Neden başlıkta Cumhuriyet tarihinin en başarı takımı dedim, çünkü bu kadar uzun süre uluslararası arenada zirvede kalmış herhangi bir takım yok. 2003 Avrupa ikinciliği ile başlayan o yükseliş hala devam ediyor. Özellikle 2020 sonrası neredeyse katıldığı her turnuvada favoriler arasında gösteriliyor. Bu kadronun kalitesini de oyuncularımıza bakarak anlayabiliriz. As kadrodaki voleybolcularımız, kendi oynadıkları mevkilerinin en elit isimleri arasında yer alıyor.

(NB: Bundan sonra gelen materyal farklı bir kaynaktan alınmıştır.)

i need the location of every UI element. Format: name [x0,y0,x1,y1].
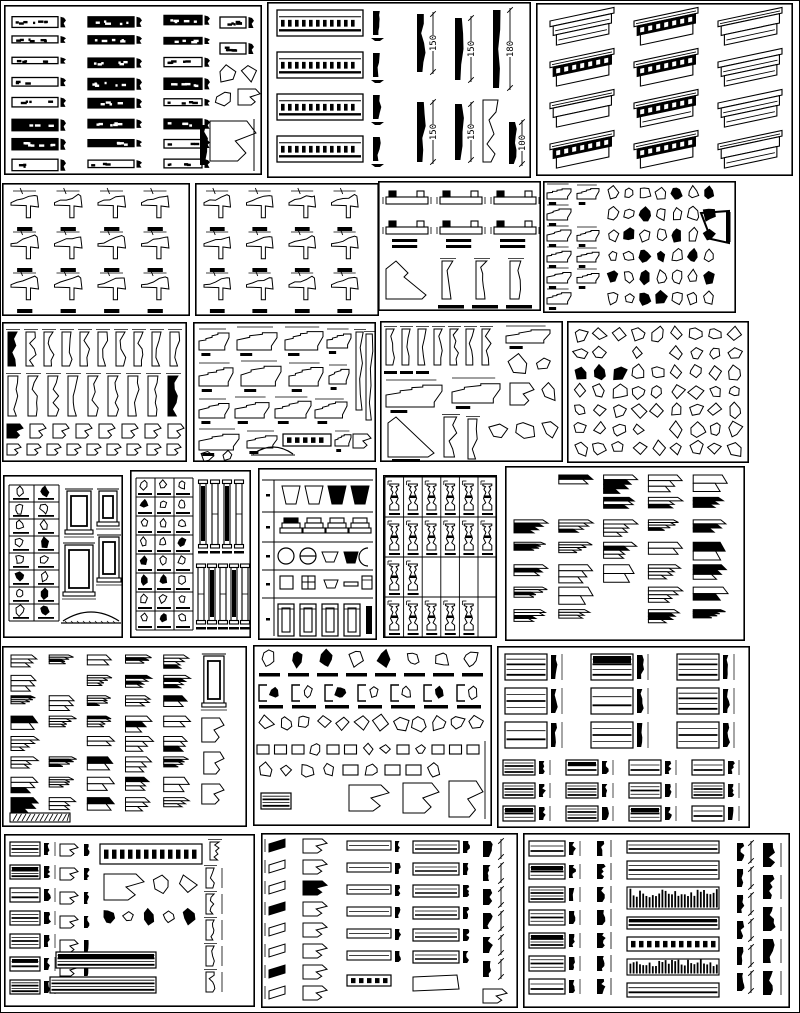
molding-bar [88,58,142,68]
panel-beam-section-details [379,182,540,310]
panel-baluster-column-table [131,471,250,637]
framed-panel [96,489,120,529]
panel-molding-3d-columns [262,834,517,1007]
panel-molding [692,806,739,821]
panel-frieze-band-details [524,834,789,1007]
baluster-column [196,564,206,630]
dimension-label: 150 [467,41,477,57]
panel-molding [56,952,156,968]
panel-molding [529,841,580,856]
panel-molding [591,688,648,714]
panel-molding-profile-strips [3,323,186,461]
baluster-column [240,564,250,630]
molding-bar [88,140,142,147]
molding-bar [88,160,142,168]
molding-bar [12,57,66,63]
framed-panel [62,543,96,599]
panel-molding [10,980,55,994]
panel-molding [529,887,580,902]
panel-molding [505,688,562,714]
dimension-label: 180 [506,41,516,57]
crown-profile [87,798,114,811]
cad-sheet: 150150180150150100 [0,0,800,1013]
molding-bar [12,17,66,28]
cornice-elevation [277,52,363,78]
panel-eave-section-details-b [196,184,378,315]
framed-panel [64,489,94,537]
dimension-label: 100 [518,135,528,151]
panel-molding [591,654,648,680]
panel-crown-molding-isometrics [537,4,792,175]
panel-molding [505,654,562,680]
cornice-elevation [277,10,363,36]
panel-molding [10,888,55,902]
panel-trim-fitting-mix [254,646,491,825]
panel-molding [677,722,734,748]
dentil-band [347,975,391,986]
panel-molding [566,760,613,775]
panel-molding [529,864,580,879]
panel-molding [591,722,648,748]
panel-molding [627,983,719,997]
crown-profile [87,655,111,665]
panel-molding [505,722,562,748]
panel-cornice-elevation-strips [5,6,261,174]
molding-bar [88,98,142,108]
molding-bar [12,78,66,87]
panel-casing-panel-moldings [498,647,749,827]
framed-panel [96,535,122,585]
panel-molding [10,911,55,925]
panel-cornice-profiles-dimensioned: 150150180150150100 [268,3,530,177]
panel-capital-base-band-chart [259,469,376,639]
molding-bar [12,119,66,130]
molding-bar [88,119,142,128]
panel-pedestal-panel-table [4,476,122,637]
panel-molding [10,865,55,879]
panel-molding [627,841,719,853]
dimension-label: 150 [429,35,439,51]
panel-molding [677,654,734,680]
panel-molding [529,933,580,948]
panel-molding [677,688,734,714]
dimension-label: 150 [467,124,477,140]
panel-molding [503,760,550,775]
panel-cornice-section-profiles [194,323,375,462]
panel-bracket-outline-library [568,322,748,462]
panel-molding [566,783,613,798]
molding-bar [220,17,254,28]
panel-molding [10,957,55,971]
panel-eave-section-details-a [3,184,189,315]
panel-molding [692,783,739,798]
dentil-band [283,434,331,446]
molding-bar [12,139,66,150]
sheet-canvas: 150150180150150100 [0,0,800,1013]
panel-cornice-assembly-mix [5,835,254,1006]
panel-molding [627,861,719,879]
molding-bar [12,97,66,106]
molding-bar [12,159,66,171]
panel-molding [261,793,291,809]
panel-crown-profile-columns-a [506,467,744,640]
dentil-band [100,844,202,864]
molding-bar [88,36,142,44]
molding-bar [220,43,254,54]
panel-crown-profile-columns-b [3,647,246,826]
cornice-elevation [277,136,363,162]
panel-molding [629,783,676,798]
frieze-band [627,887,719,909]
panel-molding [529,956,580,971]
framed-panel [201,654,227,710]
cornice-elevation [277,94,363,120]
baluster-column [222,480,232,554]
panel-molding [629,806,676,821]
baluster-column [218,564,228,630]
panel-molding [529,979,580,994]
baluster-column [207,564,217,630]
panel-molding [503,806,550,821]
dentil-band [627,937,719,951]
baluster-column [210,480,220,554]
molding-bar [88,78,142,89]
panel-molding [627,917,719,929]
baluster-column [198,480,208,554]
panel-molding [566,806,613,821]
baluster-column [229,564,239,630]
panel-molding [529,910,580,925]
baluster-column [234,480,244,554]
frieze-band [627,959,719,975]
panel-mixed-section-profiles [381,322,562,462]
panel-baluster-grid [384,476,497,637]
panel-molding [50,977,156,993]
dimension-label: 150 [429,124,439,140]
molding-bar [12,36,66,43]
molding-bar [88,17,142,27]
panel-small-profile-library [544,182,735,312]
panel-molding [692,760,739,775]
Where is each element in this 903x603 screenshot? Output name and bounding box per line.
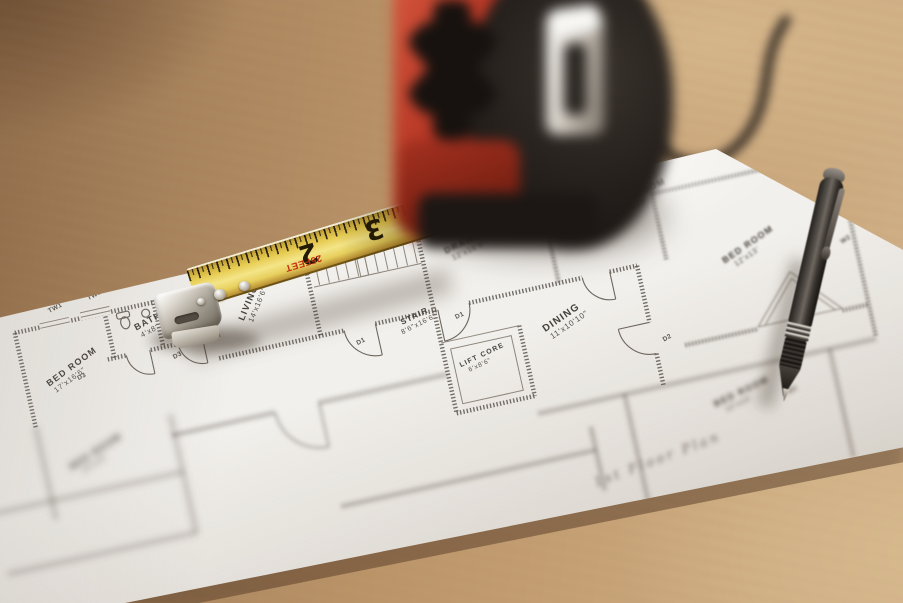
belt-clip-notch xyxy=(564,43,586,115)
blade-rivet xyxy=(239,281,250,291)
pen-tip-point xyxy=(780,388,790,402)
tape-body-dark-base xyxy=(418,193,598,248)
photo-scene: BATH 4'x8' BATH 4'6"x8' LIVING 14'x16'6"… xyxy=(0,0,903,603)
tape-measure-body xyxy=(378,0,678,255)
blade-rivet xyxy=(214,289,226,300)
blade-rivet xyxy=(197,298,205,305)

Tüm bu başarılarının yanı sıra toplumla da kaynaşmasını bildiler. O kadar seviliyorlar ki Aileden biri gibi geliyor çoğu insana. Geçtiğimiz yıllarda bir metro yolculuğunda küçük bir kızın annesiyle olan sohbetine şahit oldum. Annesinin basketbola gidebilirsin sözlerine o küçük kız Evet ama ben voleybolu istiyorum sözleriyle karşılık verdi.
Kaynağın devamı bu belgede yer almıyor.